I'm gonna call the crowd 8 percent Georgetown, 9 percent Villanova and 83 percent popcorn and beer.
The Villanova cheerleaders have little Wildcat prints on their cheeks, which earns demerits. Word is the Seton Hall cheerleaders yesterday were vicious, screaming at refs and players from both teams. We could use more of that today.
My seat has been moved and I'm now seated next to a Georgetown beat writer who is loudly expressing displeasure at certain calls made by the refs. I'll give you one guess what that reporter's name is.
And at 13:41, Chris Wright checks in for the first time in weeks and the beat writer claps. It takes him five seconds to record his first assist.

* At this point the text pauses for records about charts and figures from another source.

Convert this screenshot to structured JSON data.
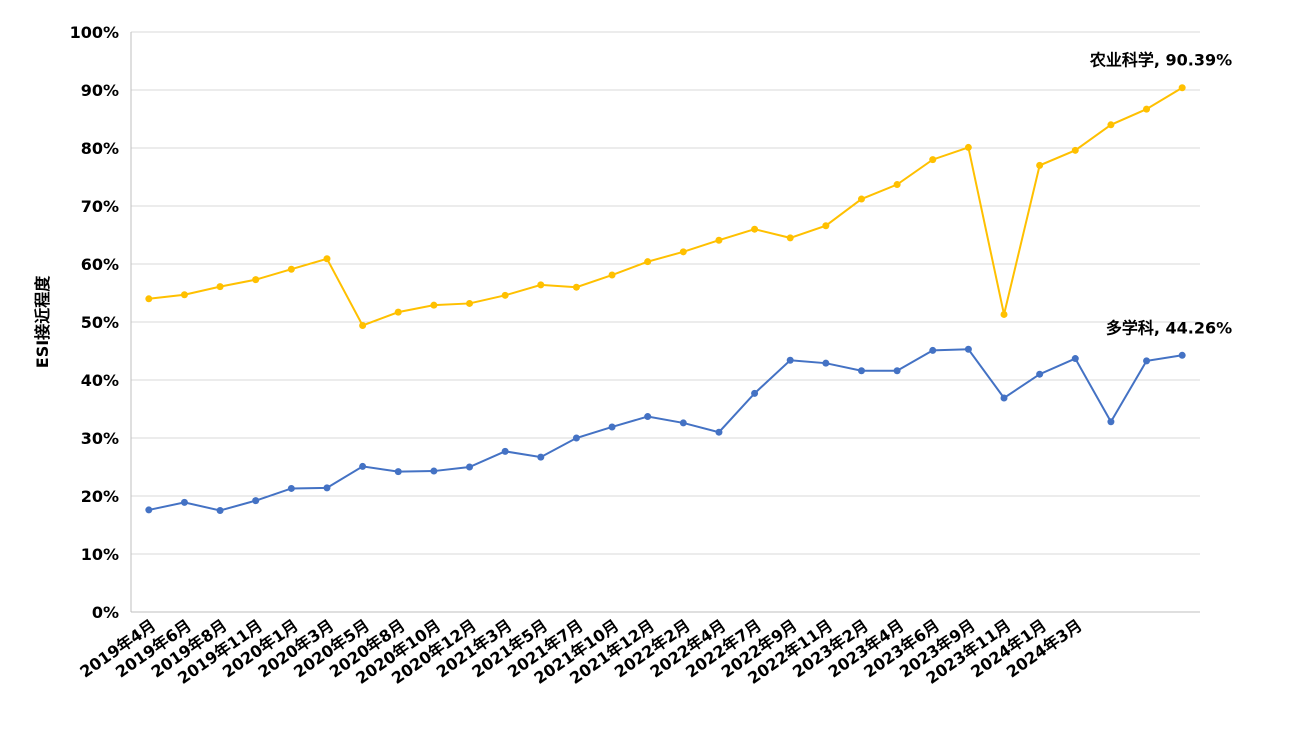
{
  "chart_data": {
    "type": "line",
    "ylabel": "ESI接近程度",
    "categories": [
      "2019年4月",
      "2019年6月",
      "2019年8月",
      "2019年11月",
      "2020年1月",
      "2020年3月",
      "2020年5月",
      "2020年8月",
      "2020年10月",
      "2020年12月",
      "2021年3月",
      "2021年5月",
      "2021年7月",
      "2021年10月",
      "2021年12月",
      "2022年2月",
      "2022年4月",
      "2022年7月",
      "2022年9月",
      "2022年11月",
      "2023年2月",
      "2023年4月",
      "2023年6月",
      "2023年9月",
      "2023年11月",
      "2024年1月",
      "2024年3月",
      null,
      null,
      null
    ],
    "series": [
      {
        "name": "农业科学",
        "color": "#FFC000",
        "values": [
          54,
          54.7,
          56.1,
          57.3,
          59.1,
          60.9,
          49.4,
          51.7,
          52.9,
          53.2,
          54.6,
          56.4,
          56,
          58.1,
          60.4,
          62.1,
          64.1,
          66,
          64.5,
          66.6,
          71.2,
          73.7,
          78,
          80.1,
          51.3,
          77,
          79.6,
          84,
          86.7,
          90.39
        ],
        "value_labels": [
          null,
          null,
          null,
          null,
          null,
          null,
          null,
          null,
          null,
          null,
          null,
          null,
          null,
          null,
          null,
          null,
          null,
          null,
          null,
          null,
          null,
          null,
          null,
          null,
          null,
          null,
          null,
          null,
          null,
          "农业科学, 90.39%"
        ]
      },
      {
        "name": "多学科",
        "color": "#4472C4",
        "values": [
          17.6,
          18.9,
          17.5,
          19.2,
          21.3,
          21.4,
          25.1,
          24.2,
          24.3,
          25,
          27.7,
          26.7,
          30,
          31.9,
          33.7,
          32.6,
          31,
          37.7,
          43.4,
          42.9,
          41.6,
          41.6,
          45.1,
          45.3,
          36.9,
          41,
          43.7,
          32.8,
          43.3,
          44.26
        ],
        "value_labels": [
          null,
          null,
          null,
          null,
          null,
          null,
          null,
          null,
          null,
          null,
          null,
          null,
          null,
          null,
          null,
          null,
          null,
          null,
          null,
          null,
          null,
          null,
          null,
          null,
          null,
          null,
          null,
          null,
          null,
          "多学科, 44.26%"
        ]
      }
    ],
    "ylim": [
      0,
      100
    ],
    "yticks": [
      {
        "value": 0,
        "label": "0%"
      },
      {
        "value": 10,
        "label": "10%"
      },
      {
        "value": 20,
        "label": "20%"
      },
      {
        "value": 30,
        "label": "30%"
      },
      {
        "value": 40,
        "label": "40%"
      },
      {
        "value": 50,
        "label": "50%"
      },
      {
        "value": 60,
        "label": "60%"
      },
      {
        "value": 70,
        "label": "70%"
      },
      {
        "value": 80,
        "label": "80%"
      },
      {
        "value": 90,
        "label": "90%"
      },
      {
        "value": 100,
        "label": "100%"
      }
    ],
    "grid": true
  }
}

Villanova fans have at least five signs about the "I believe he got fouled."
At the second media timeout it's 20-10 Georgetown. Villaonva has already sent two passes to the bank of photographers on the baseline.
'Nova assistant coach Doug West kinda looks like Darryl Strawberry from 50 paces.
With 7 minutes left in the first half the score is Villanova 17, Jon Wallace 16, everyone else 11.
And with 6 minutes left, Scottie Reynolds gets badly bloodied when he and Vernon Macklin crash to the ground after a Reynolds shot. And now the clean-up commences. Towels and sprays. It's a less less amusing than a vomit clean-up. The Georgetown fans respond with a "Hoya Saxa" chant.
A few minutes later Reynolds re-enters, and Patrick Ewing Jr. gets a technical by flipping the ball over his head after a foul call. It's hard to imagine a more ridiculous technical call. That ref probably believes Chad Johnson should get 60 days for that Hall of Fame jacket celebration.